The third, and highest level, involves the integration of disaggregated large-scale assessment results with other forms of student assessment information. Educators at the third level make teaching/planning decisions based on multiple, and at times, contradictory forms of student assessment information. These educators are able to examine student assessment information across a range of subject areas, some which cannot be assessed in a standardised fashion.

Conclusion
In his review of the relationship between standardised testing and school improvement, Raudenbush (2005) concluded that measures of mean proficiency and other statistical analyses of test data alone do not reveal direct evidence of the quality of school practice. This assertion is even more compelling given that it was published by the largest testing agency in North America – Educational Testing Services (ETS).

Clearly, the zeitgeist currently dominating educational reform in much of the western world needs to be corrected. Policy-makers can facilitate this correction by enhancing the salience of classroom-based assessment data for accountability purposes. Interestingly, research has shown how classroom assessment data has been successfully integrated for standards-based accountability purposes in pockets of the United States, England, and Australia (Wilson, 2004). Thus, classroom assessment should be an integral part of an overall accountability framework so that this information is integrated, not isolated, from other forms
of student assessment information.

Jurisdictions must develop data-integrated decision-making systems that utilise multiple forms of student assessment data to inform classroom, school, and district planning. In doing so, they provide the public with a more comprehensive approach to assessing school improvement and are well positioned to respond to the complex demands of the 21st century.

This research was funded by the Social Sciences and Humanities Research Council of Canada (SSHRC).

References
Black, P. & William, D. (1998). Inside the black box: Raising standards through classroom assessment. Phi Delta Kappan, 80(2), 139–48.

Black, P., & Wiliam, D. (2005). Lessons from around the world: How policies, politics and cultures constrain and afford assessment practices. The Curriculum Journal 16 (2), 249–261.

Crooks, T. J. (1988). The impact of classroom evaluation practices on students. Review of Educational Research, 58 (4), 438–481.

Haertel, E., & Herman, J. (2005). A Historical Perspective on Validity: Arguments for Accountability Testing (CSE Report 654). Los Angeles, CA: National Center for Research on Evaluation, Standards, and Student Testing.

Kluger, A. N., & DeNisi, A. (1996). The effects of feedback intervention on performance: A historical review, a meta-analysis, and a preliminary feedback intervention theory. Psychological Bulletin, 119 (2), 254-284.

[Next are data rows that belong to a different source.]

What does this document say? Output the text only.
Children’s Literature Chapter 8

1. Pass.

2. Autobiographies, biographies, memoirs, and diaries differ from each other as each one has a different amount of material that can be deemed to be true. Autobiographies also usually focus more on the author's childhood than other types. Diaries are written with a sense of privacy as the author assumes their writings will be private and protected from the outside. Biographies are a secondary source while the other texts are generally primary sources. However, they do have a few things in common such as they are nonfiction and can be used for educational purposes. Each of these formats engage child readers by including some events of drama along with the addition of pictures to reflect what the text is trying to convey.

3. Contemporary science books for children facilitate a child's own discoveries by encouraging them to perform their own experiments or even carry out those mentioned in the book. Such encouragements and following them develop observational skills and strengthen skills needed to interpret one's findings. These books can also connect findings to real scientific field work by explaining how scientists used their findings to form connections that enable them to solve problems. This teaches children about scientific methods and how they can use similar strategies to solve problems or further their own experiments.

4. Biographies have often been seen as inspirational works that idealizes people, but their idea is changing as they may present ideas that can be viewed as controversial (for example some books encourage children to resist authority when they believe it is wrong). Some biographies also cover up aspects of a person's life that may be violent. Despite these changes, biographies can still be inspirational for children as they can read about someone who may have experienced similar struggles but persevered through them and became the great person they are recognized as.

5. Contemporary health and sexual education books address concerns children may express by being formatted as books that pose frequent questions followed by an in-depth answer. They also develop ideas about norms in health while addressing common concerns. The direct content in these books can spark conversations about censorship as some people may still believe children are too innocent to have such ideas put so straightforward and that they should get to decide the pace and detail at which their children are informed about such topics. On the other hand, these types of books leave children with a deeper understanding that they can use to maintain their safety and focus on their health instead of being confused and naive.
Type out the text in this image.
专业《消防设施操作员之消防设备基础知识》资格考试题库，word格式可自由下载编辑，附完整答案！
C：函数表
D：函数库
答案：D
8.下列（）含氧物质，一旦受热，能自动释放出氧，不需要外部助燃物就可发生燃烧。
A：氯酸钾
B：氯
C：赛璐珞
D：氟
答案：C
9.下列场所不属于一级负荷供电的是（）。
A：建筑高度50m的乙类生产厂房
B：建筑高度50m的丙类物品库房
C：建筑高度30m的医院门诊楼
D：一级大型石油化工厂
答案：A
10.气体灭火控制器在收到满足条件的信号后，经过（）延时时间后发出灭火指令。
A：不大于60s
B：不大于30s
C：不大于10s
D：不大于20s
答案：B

Natriello, G. (1987). The impact of evaluation processes on students. Educational Psychologist, 22(2), 155–175.

Raudenbush, S. W. (2004). Schooling, Statistics, And Poverty: Can We Measure School Improvement? Princeton, NJ: Educational Testing Service.

Stiggins, R. (2004). New assessment beliefs for a new school mission. Phi Delta Kappan, 86(1), 22–27.
Volante, L. (2006). Reducing bias in classroom assessment and evaluation. Orbit, 36(2), 34–36.

Wilson, M. (Ed.). (2004). Towards coherence between classroom assessment and accountability: 103rd yearbook of the National Society for the Study of Education, Part II. Chicago: University of Chicago Press.